From Websters. Where does this definition state linearity ? According to Websters, Ohmic is just a adjective of Ohm.

 

[Sceadwian]

The equations that were derived from ohm's results do NOT require linearity to function they work just fine in non-linear circuits the only difference being it's not called ohms law if you do, and it's not called 'ohmic resistance' it's called static, chordal, or DC resistance. Again it's a whole lot of dancing around words for absolutely no reason.

Electronics is supposed to be a science. Questioning the degree of linearity required to meat the definition of 'ohmic' is a VERY pertinent question as if you say it just has to be 'close' you throw science and logic right out the window.

I never said the professor was agreeing with me. He did however say "You really have the idea" which is good enough for me. Mike said he was agreeing with me, probably to try to end this wreck of a thread =)
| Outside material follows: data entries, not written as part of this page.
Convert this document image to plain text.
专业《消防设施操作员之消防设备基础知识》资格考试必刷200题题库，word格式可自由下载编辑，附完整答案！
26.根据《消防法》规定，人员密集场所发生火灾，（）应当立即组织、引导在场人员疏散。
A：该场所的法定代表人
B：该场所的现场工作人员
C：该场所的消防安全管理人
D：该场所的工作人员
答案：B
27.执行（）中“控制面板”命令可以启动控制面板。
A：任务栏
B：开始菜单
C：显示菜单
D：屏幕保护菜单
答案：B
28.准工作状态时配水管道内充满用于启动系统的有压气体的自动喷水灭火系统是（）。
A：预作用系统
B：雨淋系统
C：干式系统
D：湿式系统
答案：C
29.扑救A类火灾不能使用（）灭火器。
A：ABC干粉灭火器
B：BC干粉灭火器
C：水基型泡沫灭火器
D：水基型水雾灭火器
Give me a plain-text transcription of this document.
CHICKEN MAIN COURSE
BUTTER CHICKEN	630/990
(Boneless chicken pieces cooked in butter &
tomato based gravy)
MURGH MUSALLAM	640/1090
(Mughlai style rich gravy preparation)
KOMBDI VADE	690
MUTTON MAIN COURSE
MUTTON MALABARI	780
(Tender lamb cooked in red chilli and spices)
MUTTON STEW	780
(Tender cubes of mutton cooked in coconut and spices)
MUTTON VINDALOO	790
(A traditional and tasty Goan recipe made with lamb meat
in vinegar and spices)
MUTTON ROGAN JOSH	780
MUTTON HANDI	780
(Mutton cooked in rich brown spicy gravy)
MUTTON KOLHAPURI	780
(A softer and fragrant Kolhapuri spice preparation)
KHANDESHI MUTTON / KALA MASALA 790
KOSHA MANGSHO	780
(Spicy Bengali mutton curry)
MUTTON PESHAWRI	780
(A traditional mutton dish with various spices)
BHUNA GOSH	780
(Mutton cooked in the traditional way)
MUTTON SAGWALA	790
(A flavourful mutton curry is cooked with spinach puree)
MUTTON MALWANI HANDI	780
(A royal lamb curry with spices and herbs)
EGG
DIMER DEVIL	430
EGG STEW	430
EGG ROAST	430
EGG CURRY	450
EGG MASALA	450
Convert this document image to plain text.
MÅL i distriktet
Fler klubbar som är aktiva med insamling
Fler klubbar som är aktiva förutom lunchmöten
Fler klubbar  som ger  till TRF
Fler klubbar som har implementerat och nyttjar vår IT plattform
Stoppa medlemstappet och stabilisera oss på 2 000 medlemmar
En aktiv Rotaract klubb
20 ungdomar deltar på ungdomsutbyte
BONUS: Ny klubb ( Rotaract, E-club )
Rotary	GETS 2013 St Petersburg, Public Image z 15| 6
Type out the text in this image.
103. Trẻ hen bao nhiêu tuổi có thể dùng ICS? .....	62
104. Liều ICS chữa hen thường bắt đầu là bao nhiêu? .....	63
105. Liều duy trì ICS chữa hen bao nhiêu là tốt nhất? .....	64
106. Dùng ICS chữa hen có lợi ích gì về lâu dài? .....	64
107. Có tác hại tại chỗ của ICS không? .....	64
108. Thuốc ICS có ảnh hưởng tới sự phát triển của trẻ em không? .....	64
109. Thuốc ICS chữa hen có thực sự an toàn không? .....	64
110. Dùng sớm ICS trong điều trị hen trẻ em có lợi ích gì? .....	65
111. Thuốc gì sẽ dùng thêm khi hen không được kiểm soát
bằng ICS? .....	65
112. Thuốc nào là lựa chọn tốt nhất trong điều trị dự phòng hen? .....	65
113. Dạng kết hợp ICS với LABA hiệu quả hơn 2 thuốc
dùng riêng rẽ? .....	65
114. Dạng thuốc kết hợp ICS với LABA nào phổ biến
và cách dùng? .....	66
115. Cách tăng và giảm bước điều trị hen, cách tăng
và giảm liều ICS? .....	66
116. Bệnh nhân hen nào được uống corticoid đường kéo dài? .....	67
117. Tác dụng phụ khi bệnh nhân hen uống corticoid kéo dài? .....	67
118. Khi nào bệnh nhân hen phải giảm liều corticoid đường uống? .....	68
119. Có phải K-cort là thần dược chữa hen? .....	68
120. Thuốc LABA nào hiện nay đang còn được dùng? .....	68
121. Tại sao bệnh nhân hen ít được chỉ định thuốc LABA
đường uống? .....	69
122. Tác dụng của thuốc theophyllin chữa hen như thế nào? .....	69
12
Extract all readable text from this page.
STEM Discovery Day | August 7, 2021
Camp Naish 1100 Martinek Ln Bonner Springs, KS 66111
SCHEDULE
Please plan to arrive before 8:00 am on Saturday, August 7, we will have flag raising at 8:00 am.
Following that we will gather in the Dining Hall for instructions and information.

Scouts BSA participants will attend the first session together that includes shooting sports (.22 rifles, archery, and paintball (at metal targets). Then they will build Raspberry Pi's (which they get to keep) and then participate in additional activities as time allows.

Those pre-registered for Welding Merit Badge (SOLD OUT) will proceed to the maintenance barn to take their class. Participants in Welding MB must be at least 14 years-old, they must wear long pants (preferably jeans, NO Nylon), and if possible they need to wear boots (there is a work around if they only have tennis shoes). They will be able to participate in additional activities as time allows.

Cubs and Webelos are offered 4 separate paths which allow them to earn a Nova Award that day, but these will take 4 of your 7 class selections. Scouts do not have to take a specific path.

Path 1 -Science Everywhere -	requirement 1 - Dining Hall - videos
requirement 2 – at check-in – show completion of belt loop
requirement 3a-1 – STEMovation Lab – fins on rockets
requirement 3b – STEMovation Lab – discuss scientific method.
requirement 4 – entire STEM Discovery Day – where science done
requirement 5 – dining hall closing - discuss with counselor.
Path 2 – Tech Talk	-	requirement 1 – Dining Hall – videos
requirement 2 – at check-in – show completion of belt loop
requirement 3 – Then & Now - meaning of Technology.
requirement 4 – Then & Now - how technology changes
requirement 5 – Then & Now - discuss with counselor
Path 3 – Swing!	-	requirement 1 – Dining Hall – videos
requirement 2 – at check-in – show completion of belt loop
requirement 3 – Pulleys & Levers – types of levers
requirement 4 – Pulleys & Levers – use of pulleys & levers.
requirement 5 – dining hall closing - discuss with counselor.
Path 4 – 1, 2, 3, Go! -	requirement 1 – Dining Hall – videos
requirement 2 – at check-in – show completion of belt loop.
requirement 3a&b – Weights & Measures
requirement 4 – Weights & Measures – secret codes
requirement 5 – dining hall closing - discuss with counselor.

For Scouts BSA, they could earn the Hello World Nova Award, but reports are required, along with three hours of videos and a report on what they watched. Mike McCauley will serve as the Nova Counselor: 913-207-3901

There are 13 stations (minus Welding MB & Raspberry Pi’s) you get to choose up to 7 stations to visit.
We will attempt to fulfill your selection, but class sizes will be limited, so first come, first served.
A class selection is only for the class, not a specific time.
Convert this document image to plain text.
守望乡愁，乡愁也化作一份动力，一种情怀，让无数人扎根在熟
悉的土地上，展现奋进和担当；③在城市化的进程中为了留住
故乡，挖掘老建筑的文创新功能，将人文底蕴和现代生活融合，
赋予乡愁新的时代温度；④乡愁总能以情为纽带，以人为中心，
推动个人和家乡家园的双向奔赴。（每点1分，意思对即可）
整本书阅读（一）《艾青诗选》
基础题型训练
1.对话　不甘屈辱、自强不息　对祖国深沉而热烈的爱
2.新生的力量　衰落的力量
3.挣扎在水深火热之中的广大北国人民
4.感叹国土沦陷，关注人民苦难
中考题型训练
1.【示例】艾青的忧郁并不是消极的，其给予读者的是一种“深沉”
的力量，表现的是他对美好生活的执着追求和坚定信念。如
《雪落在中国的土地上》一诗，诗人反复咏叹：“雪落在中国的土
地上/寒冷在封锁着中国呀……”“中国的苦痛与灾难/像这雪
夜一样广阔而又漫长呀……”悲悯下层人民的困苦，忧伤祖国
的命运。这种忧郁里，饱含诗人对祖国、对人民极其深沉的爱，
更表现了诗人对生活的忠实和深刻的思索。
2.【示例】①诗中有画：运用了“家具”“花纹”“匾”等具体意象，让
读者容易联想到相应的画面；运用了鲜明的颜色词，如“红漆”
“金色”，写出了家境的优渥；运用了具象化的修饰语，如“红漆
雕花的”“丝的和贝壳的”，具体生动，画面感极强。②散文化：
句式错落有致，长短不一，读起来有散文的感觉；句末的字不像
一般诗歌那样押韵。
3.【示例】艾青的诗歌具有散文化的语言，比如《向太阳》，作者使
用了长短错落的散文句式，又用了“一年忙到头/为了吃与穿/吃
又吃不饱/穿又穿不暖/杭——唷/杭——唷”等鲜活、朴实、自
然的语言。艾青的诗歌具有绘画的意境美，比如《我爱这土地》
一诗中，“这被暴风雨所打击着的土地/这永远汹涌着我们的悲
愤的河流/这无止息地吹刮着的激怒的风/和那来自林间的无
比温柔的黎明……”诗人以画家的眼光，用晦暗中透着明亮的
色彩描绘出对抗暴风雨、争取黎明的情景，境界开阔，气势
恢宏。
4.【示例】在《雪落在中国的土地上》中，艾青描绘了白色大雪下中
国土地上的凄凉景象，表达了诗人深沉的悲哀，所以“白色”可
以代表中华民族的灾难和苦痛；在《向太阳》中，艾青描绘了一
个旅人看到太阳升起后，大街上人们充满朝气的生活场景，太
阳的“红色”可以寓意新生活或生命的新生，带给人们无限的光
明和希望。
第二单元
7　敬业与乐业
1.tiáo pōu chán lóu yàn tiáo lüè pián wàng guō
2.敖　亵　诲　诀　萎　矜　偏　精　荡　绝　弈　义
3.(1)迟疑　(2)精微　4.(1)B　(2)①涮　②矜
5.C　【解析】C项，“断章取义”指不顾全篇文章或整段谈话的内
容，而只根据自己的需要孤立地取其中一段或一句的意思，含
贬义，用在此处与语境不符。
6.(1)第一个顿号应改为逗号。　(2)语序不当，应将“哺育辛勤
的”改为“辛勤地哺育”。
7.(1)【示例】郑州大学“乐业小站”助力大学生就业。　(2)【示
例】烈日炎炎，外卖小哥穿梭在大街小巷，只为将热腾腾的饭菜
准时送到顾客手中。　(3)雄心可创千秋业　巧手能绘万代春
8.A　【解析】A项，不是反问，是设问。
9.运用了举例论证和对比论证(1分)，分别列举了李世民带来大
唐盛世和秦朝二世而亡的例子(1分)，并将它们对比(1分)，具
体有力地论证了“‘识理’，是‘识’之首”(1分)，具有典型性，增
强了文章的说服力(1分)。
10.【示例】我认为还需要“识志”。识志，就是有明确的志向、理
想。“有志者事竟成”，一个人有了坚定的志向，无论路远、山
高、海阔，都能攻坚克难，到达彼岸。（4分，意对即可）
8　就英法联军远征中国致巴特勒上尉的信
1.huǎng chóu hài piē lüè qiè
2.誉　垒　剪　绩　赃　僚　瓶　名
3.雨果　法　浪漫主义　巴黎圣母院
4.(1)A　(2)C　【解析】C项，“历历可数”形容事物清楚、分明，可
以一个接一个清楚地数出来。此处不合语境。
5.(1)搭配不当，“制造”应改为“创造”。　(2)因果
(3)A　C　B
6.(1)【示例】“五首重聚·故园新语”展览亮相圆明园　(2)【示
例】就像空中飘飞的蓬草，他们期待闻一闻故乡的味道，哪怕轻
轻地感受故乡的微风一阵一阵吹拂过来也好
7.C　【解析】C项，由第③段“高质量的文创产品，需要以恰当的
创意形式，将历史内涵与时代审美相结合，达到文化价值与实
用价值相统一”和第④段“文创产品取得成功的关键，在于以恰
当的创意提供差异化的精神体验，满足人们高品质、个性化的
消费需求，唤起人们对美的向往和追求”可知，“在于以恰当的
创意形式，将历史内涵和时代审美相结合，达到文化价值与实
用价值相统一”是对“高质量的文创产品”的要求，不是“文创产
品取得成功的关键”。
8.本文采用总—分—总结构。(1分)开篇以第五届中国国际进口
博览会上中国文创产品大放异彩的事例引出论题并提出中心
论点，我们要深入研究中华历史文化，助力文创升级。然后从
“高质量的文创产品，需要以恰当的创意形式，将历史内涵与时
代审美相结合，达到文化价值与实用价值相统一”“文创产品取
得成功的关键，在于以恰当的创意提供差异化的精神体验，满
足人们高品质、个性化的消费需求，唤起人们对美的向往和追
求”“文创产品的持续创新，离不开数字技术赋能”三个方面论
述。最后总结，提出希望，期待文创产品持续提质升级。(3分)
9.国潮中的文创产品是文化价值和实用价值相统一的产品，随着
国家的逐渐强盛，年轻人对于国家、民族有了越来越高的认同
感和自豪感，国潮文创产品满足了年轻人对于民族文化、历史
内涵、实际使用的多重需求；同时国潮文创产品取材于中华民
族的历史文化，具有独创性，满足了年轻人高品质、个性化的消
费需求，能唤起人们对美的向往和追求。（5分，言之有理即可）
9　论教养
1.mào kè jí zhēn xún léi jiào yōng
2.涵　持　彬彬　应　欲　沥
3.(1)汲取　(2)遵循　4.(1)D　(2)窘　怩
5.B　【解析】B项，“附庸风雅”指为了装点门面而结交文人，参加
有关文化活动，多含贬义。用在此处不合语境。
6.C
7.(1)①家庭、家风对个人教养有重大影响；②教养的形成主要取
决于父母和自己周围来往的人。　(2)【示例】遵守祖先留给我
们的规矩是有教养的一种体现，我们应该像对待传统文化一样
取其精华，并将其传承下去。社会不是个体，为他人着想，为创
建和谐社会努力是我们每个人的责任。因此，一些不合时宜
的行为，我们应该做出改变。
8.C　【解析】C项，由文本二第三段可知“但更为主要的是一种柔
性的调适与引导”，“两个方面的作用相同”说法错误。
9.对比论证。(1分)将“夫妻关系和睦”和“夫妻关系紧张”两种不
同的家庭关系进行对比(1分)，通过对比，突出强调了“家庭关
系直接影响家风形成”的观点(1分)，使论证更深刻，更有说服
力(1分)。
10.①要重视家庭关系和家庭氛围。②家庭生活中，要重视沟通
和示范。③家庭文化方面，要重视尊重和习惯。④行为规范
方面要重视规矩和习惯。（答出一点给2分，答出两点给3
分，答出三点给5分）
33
The fact that the slope required to meet 'ohmic' requirements is not explicitly stated is fact 1 undeniable proof that Ohm's law is not in fact a 'law' at all. It's just a commonly used approximation for the sake of simplicity. The real world is much more complicated. So we are in fact arguing about something that at the end of the day doesn't mean squat. It in fact has a meaning so ambiguous that we've spent the last 136 posts arguing about this and neither one of us is truly satisfied with the others viewpoint and never will be. Suits me, I'll still use that equation that is not Ohm's law when I apply it to non-linear circuits all the time =)

 

[Mikebits]

Sometimes a picture helps.

**broken link removed**

 

[Sceadwian]

I found this image helpful as well.
**broken link removed**

 

[Mikebits]

There come a time when the game becomes futile, and a kind gesture of conceding a stalemate keeps the peace

Pride only carries you so far, at some point it becomes a blockade. Me gives up

And I just don't care that much, My upstairs neighbors shower is now leaking into my condo, and she has no insurance, so WTF do I care what a damn diode is. Any lawyers out there?

The leak is real, but in other words, I have more important issues to worry about. We are getting nowhere, better off pissing up a rope.